WOZ: Was wird mit dem Begriff der sozialen Reproduktion beschrieben?

Yige Dong: Soziale Reproduktion beschreibt die Aufrechterhaltung von Bedingungen, die kapitalistische Gesellschaften am Laufen halten. Sie umfasst alltägliche Tätigkeiten wie Putzen, Kochen, die Versorgung Heranwachsender, Alter und Kranker, aber auch systemtragende Institutionen wie das Gesundheits-, das Renten- und das Bildungssystem. Entscheidend ist in diesem Zusammenhang das Spannungsverhältnis zwischen der Wiederherstellung für das System notwendiger Bedingungen durch die soziale Reproduktion einerseits und die Nichtentlohnung und Abwertung der sozial reproduktiven Tätigkeiten andererseits.

WOZ: Was ist das Besondere im chinesischen Kontext?

Yige Dong: China ist ein Sonderfall, weil das Land eine sozialistische Vergangenheit hat. Der chinesische Staat benannte die soziale Reproduktion als wichtiges Feld. Das wird deutlich, wenn wir uns die sozialistischen Unternehmen als Kern des Systems sozialistischer Arbeitseinheiten ansehen. Die Kommunistische Partei Chinas (KPCh) versuchte, sich als Regierungspartei zu legitimieren, indem sie sagte: «Unser System ist besser als der Kapitalismus, weil wir in der Lage sind, den Arbeiter:innen in den staatlichen Unternehmen Wohlfahrt von der Wiege bis zur Bahre zu bieten.»

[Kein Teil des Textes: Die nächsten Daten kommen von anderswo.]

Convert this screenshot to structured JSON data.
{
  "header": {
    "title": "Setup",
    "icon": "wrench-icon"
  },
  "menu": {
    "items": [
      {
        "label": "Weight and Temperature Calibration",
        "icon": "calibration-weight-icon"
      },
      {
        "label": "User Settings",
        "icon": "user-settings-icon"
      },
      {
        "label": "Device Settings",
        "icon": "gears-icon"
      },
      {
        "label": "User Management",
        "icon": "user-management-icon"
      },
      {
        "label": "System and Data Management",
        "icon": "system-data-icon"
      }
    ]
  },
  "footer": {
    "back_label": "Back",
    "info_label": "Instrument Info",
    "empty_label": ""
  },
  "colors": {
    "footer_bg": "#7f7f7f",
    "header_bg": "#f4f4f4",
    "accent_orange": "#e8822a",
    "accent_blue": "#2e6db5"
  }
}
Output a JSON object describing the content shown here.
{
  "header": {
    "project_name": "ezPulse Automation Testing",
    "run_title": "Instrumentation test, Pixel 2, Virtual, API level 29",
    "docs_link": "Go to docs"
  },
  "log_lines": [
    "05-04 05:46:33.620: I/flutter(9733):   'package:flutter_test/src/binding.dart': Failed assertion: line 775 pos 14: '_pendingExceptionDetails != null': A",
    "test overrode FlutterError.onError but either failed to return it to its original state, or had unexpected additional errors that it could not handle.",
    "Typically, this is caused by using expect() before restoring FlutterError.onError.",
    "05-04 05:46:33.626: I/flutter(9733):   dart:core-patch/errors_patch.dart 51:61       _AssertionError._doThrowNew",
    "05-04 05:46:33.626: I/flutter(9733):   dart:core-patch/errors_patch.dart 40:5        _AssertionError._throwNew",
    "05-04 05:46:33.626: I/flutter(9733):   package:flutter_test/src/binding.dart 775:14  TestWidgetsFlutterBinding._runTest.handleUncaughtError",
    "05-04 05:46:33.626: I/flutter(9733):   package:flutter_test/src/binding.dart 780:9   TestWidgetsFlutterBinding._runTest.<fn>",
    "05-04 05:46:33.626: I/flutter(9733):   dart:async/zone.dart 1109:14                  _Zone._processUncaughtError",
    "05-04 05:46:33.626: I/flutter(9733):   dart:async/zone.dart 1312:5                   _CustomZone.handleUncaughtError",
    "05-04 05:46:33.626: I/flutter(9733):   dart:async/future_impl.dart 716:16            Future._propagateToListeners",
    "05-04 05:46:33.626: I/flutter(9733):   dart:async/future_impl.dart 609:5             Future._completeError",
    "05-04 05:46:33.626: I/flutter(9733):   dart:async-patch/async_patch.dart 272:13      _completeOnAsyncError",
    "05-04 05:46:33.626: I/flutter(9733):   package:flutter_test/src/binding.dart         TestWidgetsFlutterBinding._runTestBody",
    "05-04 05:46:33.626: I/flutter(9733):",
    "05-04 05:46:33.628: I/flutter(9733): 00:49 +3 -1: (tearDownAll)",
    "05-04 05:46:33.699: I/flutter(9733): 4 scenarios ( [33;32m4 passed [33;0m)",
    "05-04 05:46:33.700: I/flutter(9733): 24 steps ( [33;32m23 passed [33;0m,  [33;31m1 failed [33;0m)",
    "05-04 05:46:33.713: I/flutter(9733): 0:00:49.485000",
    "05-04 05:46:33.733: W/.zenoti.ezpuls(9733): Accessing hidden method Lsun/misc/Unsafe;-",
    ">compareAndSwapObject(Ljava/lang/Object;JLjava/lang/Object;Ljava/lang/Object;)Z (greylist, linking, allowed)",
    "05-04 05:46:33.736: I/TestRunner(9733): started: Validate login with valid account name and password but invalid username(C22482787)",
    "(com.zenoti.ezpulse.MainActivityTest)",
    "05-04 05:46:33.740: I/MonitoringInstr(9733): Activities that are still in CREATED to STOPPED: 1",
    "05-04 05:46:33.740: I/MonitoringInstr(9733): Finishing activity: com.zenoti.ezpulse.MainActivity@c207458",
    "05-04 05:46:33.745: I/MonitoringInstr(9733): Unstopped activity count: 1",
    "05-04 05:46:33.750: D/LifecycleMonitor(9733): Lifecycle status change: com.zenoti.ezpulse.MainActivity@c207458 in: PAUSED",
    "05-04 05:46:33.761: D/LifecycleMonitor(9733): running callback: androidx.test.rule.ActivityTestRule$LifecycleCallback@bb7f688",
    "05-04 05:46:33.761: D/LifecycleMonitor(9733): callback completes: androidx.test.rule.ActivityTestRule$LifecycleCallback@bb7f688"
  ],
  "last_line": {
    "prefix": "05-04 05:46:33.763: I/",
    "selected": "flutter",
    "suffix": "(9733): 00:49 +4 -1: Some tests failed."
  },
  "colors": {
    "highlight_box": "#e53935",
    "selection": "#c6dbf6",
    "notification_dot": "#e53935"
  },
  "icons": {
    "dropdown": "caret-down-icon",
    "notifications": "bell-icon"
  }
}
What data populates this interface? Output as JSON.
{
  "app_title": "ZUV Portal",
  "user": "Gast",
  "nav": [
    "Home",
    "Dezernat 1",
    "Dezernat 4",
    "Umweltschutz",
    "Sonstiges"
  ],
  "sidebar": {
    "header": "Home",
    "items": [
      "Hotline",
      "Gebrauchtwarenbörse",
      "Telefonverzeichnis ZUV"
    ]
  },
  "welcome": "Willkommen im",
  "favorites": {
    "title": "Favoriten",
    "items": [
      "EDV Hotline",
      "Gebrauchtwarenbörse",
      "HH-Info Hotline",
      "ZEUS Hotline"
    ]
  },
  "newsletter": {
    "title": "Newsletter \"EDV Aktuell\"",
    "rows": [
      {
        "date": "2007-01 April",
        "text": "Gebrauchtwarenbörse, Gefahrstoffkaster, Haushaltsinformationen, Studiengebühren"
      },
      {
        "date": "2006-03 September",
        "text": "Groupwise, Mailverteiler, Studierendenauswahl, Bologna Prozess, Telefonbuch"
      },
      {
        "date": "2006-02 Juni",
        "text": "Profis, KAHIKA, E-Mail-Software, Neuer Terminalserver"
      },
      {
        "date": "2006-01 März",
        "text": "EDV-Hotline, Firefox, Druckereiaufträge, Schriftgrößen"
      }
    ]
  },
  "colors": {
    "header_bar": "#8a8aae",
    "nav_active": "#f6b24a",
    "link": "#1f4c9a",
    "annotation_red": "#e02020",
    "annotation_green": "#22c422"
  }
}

Yige Dong: Allerdings gehört China heute, nachdem die KPCh den Weg zum Kapitalismus eingeschlagen hat, zu den Ländern mit den geringsten Sozialleistungen, wenn man vergleicht, wie viel jeweils im Verhältnis zum Bruttoinlandprodukt für Sozialleistungen, Pflege und Bildung ausgegeben wird. Zwar ist die Reproduktion der Arbeitskräfte für Chinas Wirtschaft entscheidend. Was die soziale Reproduktion angeht, steht das Land jedoch sehr schlecht da, insbesondere im Hinblick auf Leistungen für die Landbevölkerung.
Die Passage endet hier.